Texas lawmakers have been using this year when the legislature is not in session to examine how the collapse of immigration enforcement has affected public safety. Texas is greatly affected, not just because it is a large border state with many immigrants, but also because south Texas currently is the hot spot for illegal entry into the United States. How Texas approaches border security and enforcement matters to the entire country. Currently, half of all immigration enforcement activity happens in the four ICE field offices that cover Texas.
On March 23, I presented information on the decline in interior enforcement to a Texas Senate committee. According to ICE records, Obama administration policies, including the executive actions of 2014, have suppressed interior enforcement activity to about half the level that it was as recently as 2013. The deportation of criminal aliens, who are supposedly the highest priority for ICE, has also declined sharply.
There is a public safety cost to these policies. Several Texas sheriffs also appeared before the committee to discuss their concerns with the Obama policies. Susan Pamerleau, the sheriff of Bexar County, which is the nation's 17th largest, and includes San Antonio, said that as of the day before the hearing, her jail had 90 criminal aliens with ICE detainers, half of whom were considered serious offenders. She said that the number of criminal aliens being targeted by ICE has declined by 50 percent since 2013, even though the overall jail population has declined only 10 percent. "The bottom line for us is that significantly fewer individuals are being detained today than just two years ago," she said.
The former head of the Texas Sheriff's Association, Sheriff Andy Louderback, told the committee, "Here's what Texas sheriffs are concerned about: People are entering the country illegally and they are committing crimes."
One such criminal alien is Artemio Avila, who is now facing charges for driving drunk in his Dodge Ram pick-up truck on March 30, striking a cyclist and dragging her for nearly half a mile while fleeing the scene, and then lying about it to police investigators. The cyclist, Elizabeth English, is still hospitalized with very serious injuries.
The sheriffs' concerns are supported by data from the Texas Department of Public Safety (DPS), which tracks immigration- and border-related crime more thoroughly than any other state.

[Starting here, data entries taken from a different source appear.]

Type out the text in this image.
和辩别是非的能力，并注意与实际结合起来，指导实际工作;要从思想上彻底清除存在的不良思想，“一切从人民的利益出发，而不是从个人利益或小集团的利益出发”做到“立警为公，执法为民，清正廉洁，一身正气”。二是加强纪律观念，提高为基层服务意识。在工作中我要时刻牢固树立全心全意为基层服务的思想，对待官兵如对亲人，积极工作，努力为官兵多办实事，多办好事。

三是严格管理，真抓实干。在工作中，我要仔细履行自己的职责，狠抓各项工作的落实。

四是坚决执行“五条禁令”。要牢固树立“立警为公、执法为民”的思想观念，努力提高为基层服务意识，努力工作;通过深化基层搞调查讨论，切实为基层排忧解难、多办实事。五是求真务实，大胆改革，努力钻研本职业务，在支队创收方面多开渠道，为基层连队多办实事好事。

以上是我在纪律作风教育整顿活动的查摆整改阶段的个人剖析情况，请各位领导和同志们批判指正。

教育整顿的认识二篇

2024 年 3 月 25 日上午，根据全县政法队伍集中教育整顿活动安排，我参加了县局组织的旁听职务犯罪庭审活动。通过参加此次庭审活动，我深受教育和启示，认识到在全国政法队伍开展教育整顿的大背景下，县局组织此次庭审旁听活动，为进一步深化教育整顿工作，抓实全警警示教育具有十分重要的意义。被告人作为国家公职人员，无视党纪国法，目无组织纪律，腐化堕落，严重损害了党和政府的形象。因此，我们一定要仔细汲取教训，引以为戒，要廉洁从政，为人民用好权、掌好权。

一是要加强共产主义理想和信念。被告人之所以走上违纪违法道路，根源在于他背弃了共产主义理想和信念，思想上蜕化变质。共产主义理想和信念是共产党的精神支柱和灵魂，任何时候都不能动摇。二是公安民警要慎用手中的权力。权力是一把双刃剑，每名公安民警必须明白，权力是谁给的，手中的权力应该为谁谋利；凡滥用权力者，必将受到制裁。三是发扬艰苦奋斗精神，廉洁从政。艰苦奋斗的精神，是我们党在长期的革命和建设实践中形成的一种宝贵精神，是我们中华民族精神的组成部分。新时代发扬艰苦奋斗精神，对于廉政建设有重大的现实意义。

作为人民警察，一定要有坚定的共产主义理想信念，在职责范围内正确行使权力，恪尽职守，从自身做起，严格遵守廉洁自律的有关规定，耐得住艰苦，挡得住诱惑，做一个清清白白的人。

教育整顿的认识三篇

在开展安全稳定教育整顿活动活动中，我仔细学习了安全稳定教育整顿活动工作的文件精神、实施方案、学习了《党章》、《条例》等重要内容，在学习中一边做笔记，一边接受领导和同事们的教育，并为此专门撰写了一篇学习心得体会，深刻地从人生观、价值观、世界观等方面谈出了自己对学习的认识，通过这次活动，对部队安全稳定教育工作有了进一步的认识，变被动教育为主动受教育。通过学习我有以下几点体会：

More than 187,000 criminal aliens have been booked into local Texas jails between June 1, 2011, and March 31, 2016, according to figures published by the DPS. This number was derived from information transmitted to the agency as part of the fingerprint interoperability that forms the basis of the Secure Communities program. It includes only those aliens who previously had come into contact with a federal immigration agency; it does not include criminal aliens who evaded detection entering the United States and are unknown to ICE. (That could be a sizable number, possibly as many as 50 percent of arrested non-citizens in some jurisdictions.)
According to the DPS, these aliens were charged with more than 500,000 criminal offenses, including 996 homicide charges; 59,200 assault charges; 14,833 burglary charges; 58,825 drug charges; 605 kidnapping charges; 36,317 theft charges; 39,421 obstructing police charges; 3,315 robbery charges; 5,218 sexual assault charges; and 7,486 weapons charges. Of the total criminal aliens arrested in that timeframe, over 124,000 (66 percent) were identified by DHS as being in the United States illegally at the time of their last arrest.
So far, these criminal charges have resulted in over 224,000 convictions, including 413 homicide convictions; 22,102 assault convictions; 7,193 burglary convictions; 29,255 drug convictions; 205 kidnapping convictions; 16,346 theft convictions; 19,457 obstructing police convictions; 1,680 robbery convictions; 2,360 sexual assault convictions; and 3,148 weapons convictions.
No wonder the state of Texas has invested more than $1.7 billion in state funding since 2005 to augment the anemic and inadequate federal efforts at the border. Lawmakers are also exploring further steps to boost interior enforcement. These include legislation or executive action to bar or deter local sanctuary policies, expanding electronic fingerprint capability to ensure that all arrests are screened against DHS databases, and adding 287(g) or other cooperative enforcement programs.